MI Continues Support for Aquaculture in Coast of Bays

As the two-year pilot initiative wraps up at the Coast of Bays — Regional Aquaculture Centre, the Fisheries and Marine Institute (MI) will continue to move forward in engaging with aquaculture stakeholders in the region.

MI’s engagement will be through its Community Based Education Delivery (CBED) unit, Centre for Aquaculture and Seafood Development (CASD) and Centre for Sustainable Aquatic Resources (CSAR).

The pilot project, which was funded by the provincial and federal governments, along with MI’s contribution of a faculty member salary, built upon MI’s strong collaboration with the local aquaculture industry to determine the training and applied research and development needs of industry through focus groups and needs assessments.

From the outset, the planning for and establishment of the Coast of Bays — Regional Aquaculture Centre (COB-RAC) was to be based on three foundational pillars: training, research and development, and engagement. The intention was for the COB-RAC to support the burgeoning aquaculture industry in its training and research needs. It quickly became clear that community engagement would be as important as the other two pillars.

The most significant training activities facilitated by the COB-RAC during the pilot related to the needs of both the aquaculture and fishing industries.

Rencontre East on Newfoundland’s south coast and St. Stephen’s All Grade (red building) can be seen in the centre at the highest part of the community.

MI teamed up with the College of the North Atlantic (CNA) to deliver essentials skills training (provided by CNA) and the institute’s technical training for the Technical Certificate — Aquaculture (TCA) program.

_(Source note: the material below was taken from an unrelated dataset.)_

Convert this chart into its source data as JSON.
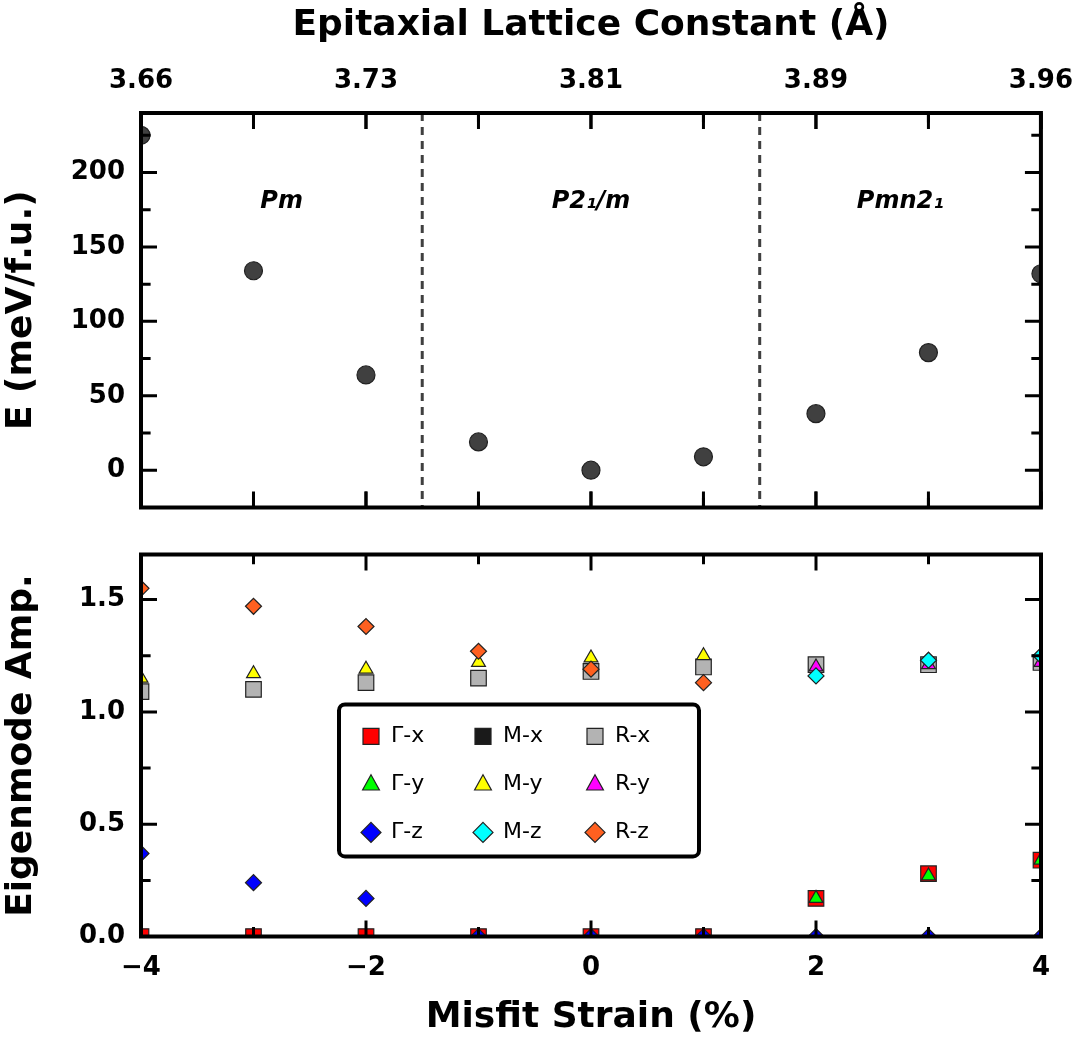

This effort was to assist the salmon farming industry in the Coast of Bays area in identifying new workers and improve the long-term employability of program participants.

A Fishing Masters Level IV program was also organized and delivered in Pool’s Cove during winter 2019. Participants in this program represented both the aquaculture and fisheries sectors.

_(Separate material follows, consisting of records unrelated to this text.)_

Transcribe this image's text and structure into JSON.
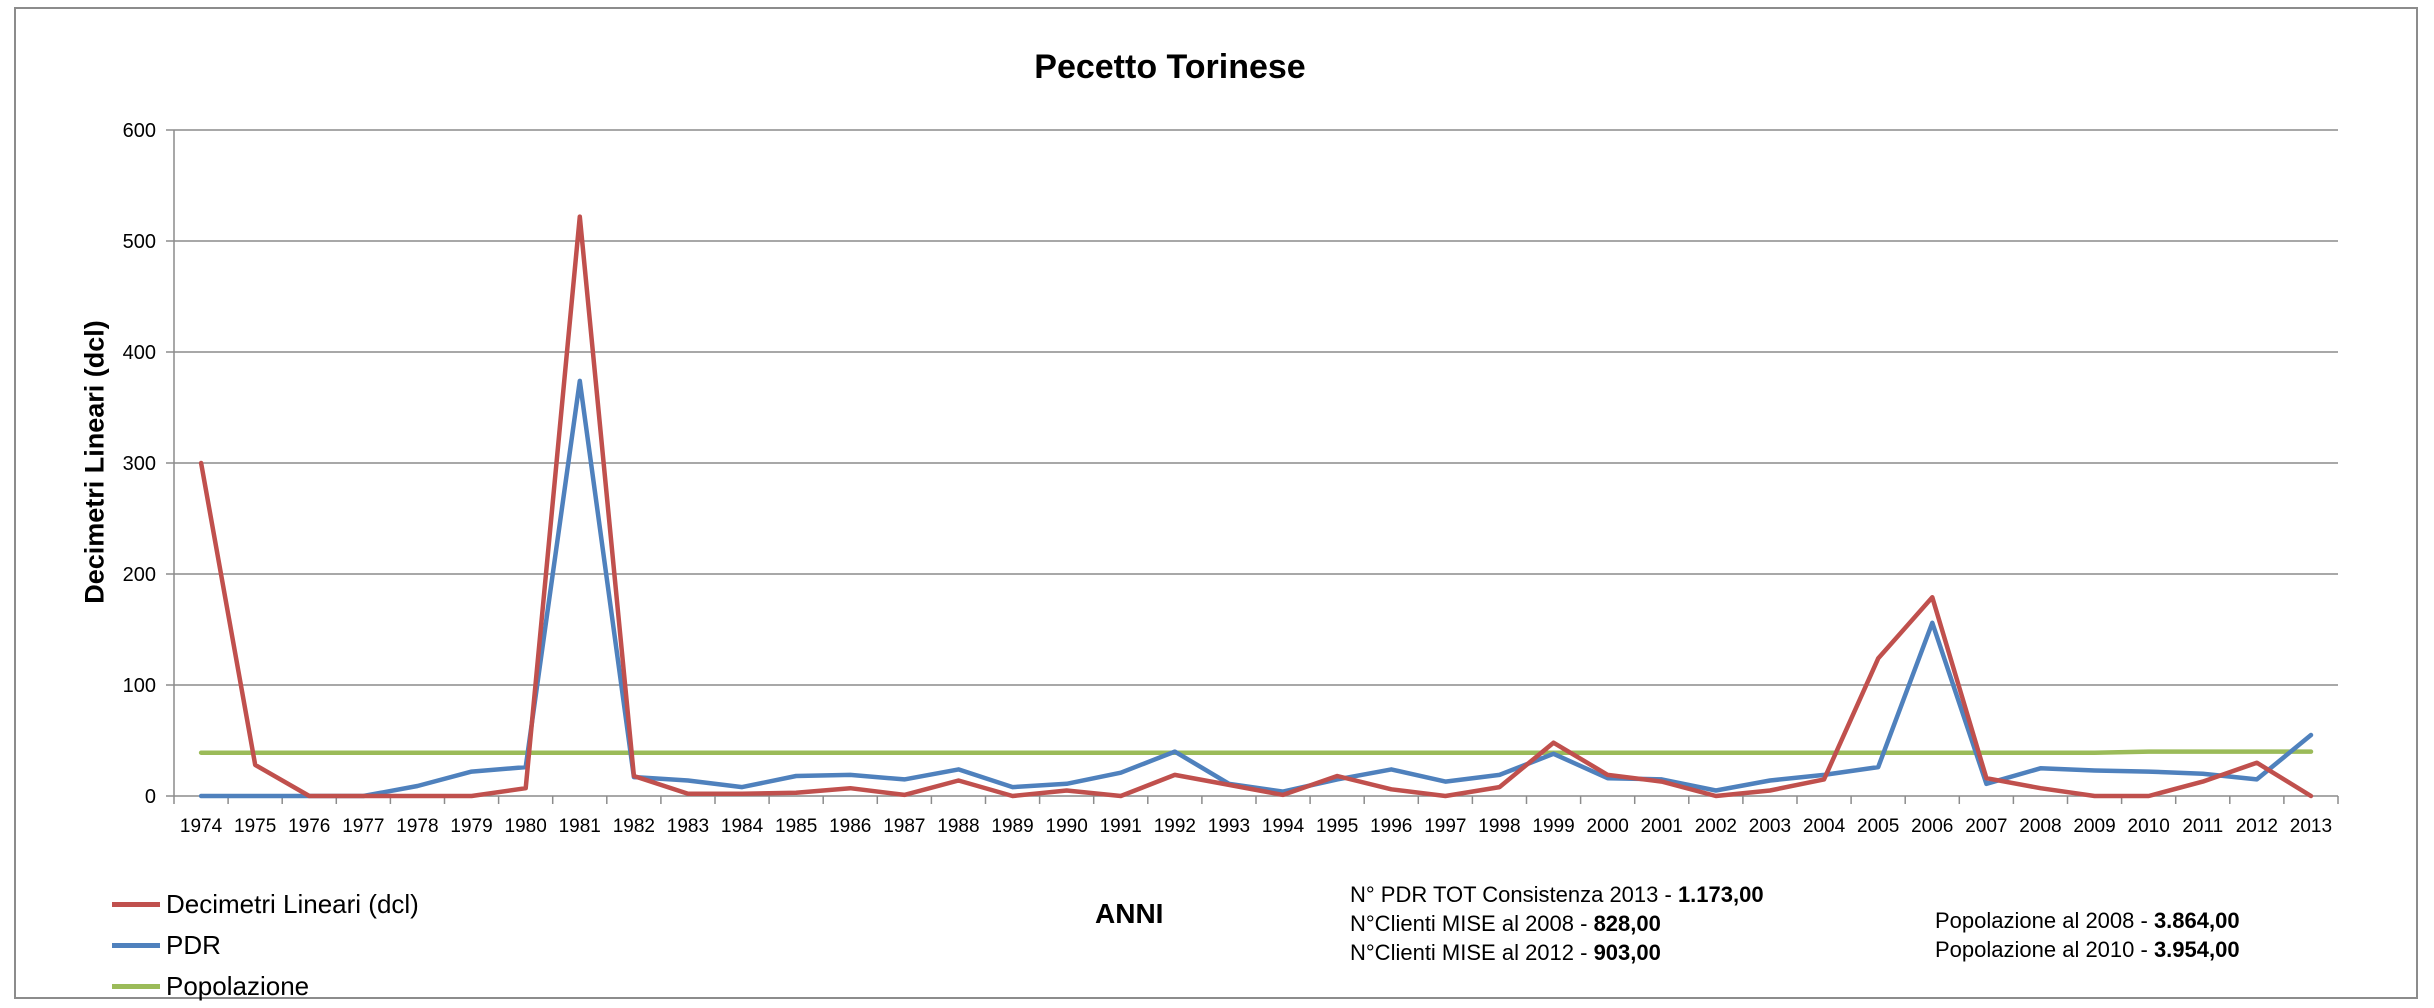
{
  "chart_data": {
    "type": "line",
    "title": "Pecetto Torinese",
    "xlabel": "ANNI",
    "ylabel": "Decimetri Lineari (dcl)",
    "ylim": [
      0,
      600
    ],
    "yticks": [
      0,
      100,
      200,
      300,
      400,
      500,
      600
    ],
    "grid": true,
    "legend_position": "bottom-left",
    "categories": [
      "1974",
      "1975",
      "1976",
      "1977",
      "1978",
      "1979",
      "1980",
      "1981",
      "1982",
      "1983",
      "1984",
      "1985",
      "1986",
      "1987",
      "1988",
      "1989",
      "1990",
      "1991",
      "1992",
      "1993",
      "1994",
      "1995",
      "1996",
      "1997",
      "1998",
      "1999",
      "2000",
      "2001",
      "2002",
      "2003",
      "2004",
      "2005",
      "2006",
      "2007",
      "2008",
      "2009",
      "2010",
      "2011",
      "2012",
      "2013"
    ],
    "series": [
      {
        "name": "Decimetri Lineari (dcl)",
        "color": "#c0504d",
        "values": [
          300,
          28,
          0,
          0,
          0,
          0,
          7,
          522,
          18,
          2,
          2,
          3,
          7,
          1,
          14,
          0,
          5,
          0,
          19,
          10,
          1,
          18,
          6,
          0,
          8,
          48,
          19,
          13,
          0,
          5,
          15,
          124,
          179,
          16,
          7,
          0,
          0,
          13,
          30,
          0
        ]
      },
      {
        "name": "PDR",
        "color": "#4f81bd",
        "values": [
          0,
          0,
          0,
          0,
          9,
          22,
          26,
          374,
          17,
          14,
          8,
          18,
          19,
          15,
          24,
          8,
          11,
          21,
          40,
          11,
          4,
          15,
          24,
          13,
          19,
          38,
          16,
          15,
          5,
          14,
          19,
          26,
          156,
          11,
          25,
          23,
          22,
          20,
          15,
          55
        ]
      },
      {
        "name": "Popolazione",
        "color": "#9bbb59",
        "values": [
          39,
          39,
          39,
          39,
          39,
          39,
          39,
          39,
          39,
          39,
          39,
          39,
          39,
          39,
          39,
          39,
          39,
          39,
          39,
          39,
          39,
          39,
          39,
          39,
          39,
          39,
          39,
          39,
          39,
          39,
          39,
          39,
          39,
          39,
          39,
          39,
          40,
          40,
          40,
          40
        ]
      }
    ]
  },
  "info": {
    "pdr_tot_label": "N° PDR TOT Consistenza 2013 - ",
    "pdr_tot_value": "1.173,00",
    "clienti_2008_label": "N°Clienti MISE al 2008 - ",
    "clienti_2008_value": "828,00",
    "clienti_2012_label": "N°Clienti MISE al 2012 - ",
    "clienti_2012_value": "903,00",
    "pop_2008_label": "Popolazione al 2008 - ",
    "pop_2008_value": "3.864,00",
    "pop_2010_label": "Popolazione al 2010 - ",
    "pop_2010_value": "3.954,00"
  }
}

Over the two years of the COB-RAC pilot, MI responded to industry requests to offer marine safety training, including first aid, marine emergency duties, small vessel operation and radio operation.

In total, 13 courses were provided in the Coast of Bays region and in Green Bay to salmon and mussel aquaculture companies, environmental companies, tourism operators and fishers. Approximately 100 students took part in these courses.

The lion’s share of research and development initiatives supported during the COB-RAC pilot focused on dealing with wastes from the quickly expanding aquaculture industry.

Aquaculture produces both organic waste material, such as fish offal and inorganic waste, such as plastics. Since the term “waste” suggests they do not have value — which is far from the case — these materials are more accurately called by-products.

MI will continue to work with the aquaculture industry to identify the best way to realize this value. In addition to aquaculture by-product work, the centre worked with fishers on innovative gears, such as fluorescent twine for the crab fishery and novel traps for the lobster fishery.

The final pillar of the COB-RAC was community engagement. Spreading the word about aquaculture and the opportunity it represents in the Coast of Bays and other rural parts of Newfoundland and Labrador is exciting.

Aquaculture developments in Southern Newfoundland (Coast of Bays, including Fortune Bay and Placentia Bay) represent some of the most exciting economic developments taking place anywhere in the province.

Local community members, educators and aquaculture industry participants highlighted the need to engage with the public and with youth, in particular, to deliver the message about the opportunity that aquaculture holds for the future economic development of the Coast of Bays region.

The centre facilitated this effort through school visits and engagement with municipalities and organizations.

In total, COB-RAC led or was involved in 33 school visits including talks, demonstrations and fish dissections. The wide-ranging topics and activities included aquaculture (practice, technology, sustainability, careers), aquaponics, fisheries sustainability, plankton sampling, water quality testing, fish biology, marine debris, living marine organisms, beach survey and remotely operated vehicles.

Going forward, the Fisheries and Marine Institute will continue to be active in the region to support aquaculture stakeholders through research and development contracts and training.


By Keith Rideout, Marine Institute

Keith Rideout is a faculty member at the Fisheries and Marine Institute and the former coordinating instructor/technical liaison for the Coast of Bays — Regional Aquaculture Centre.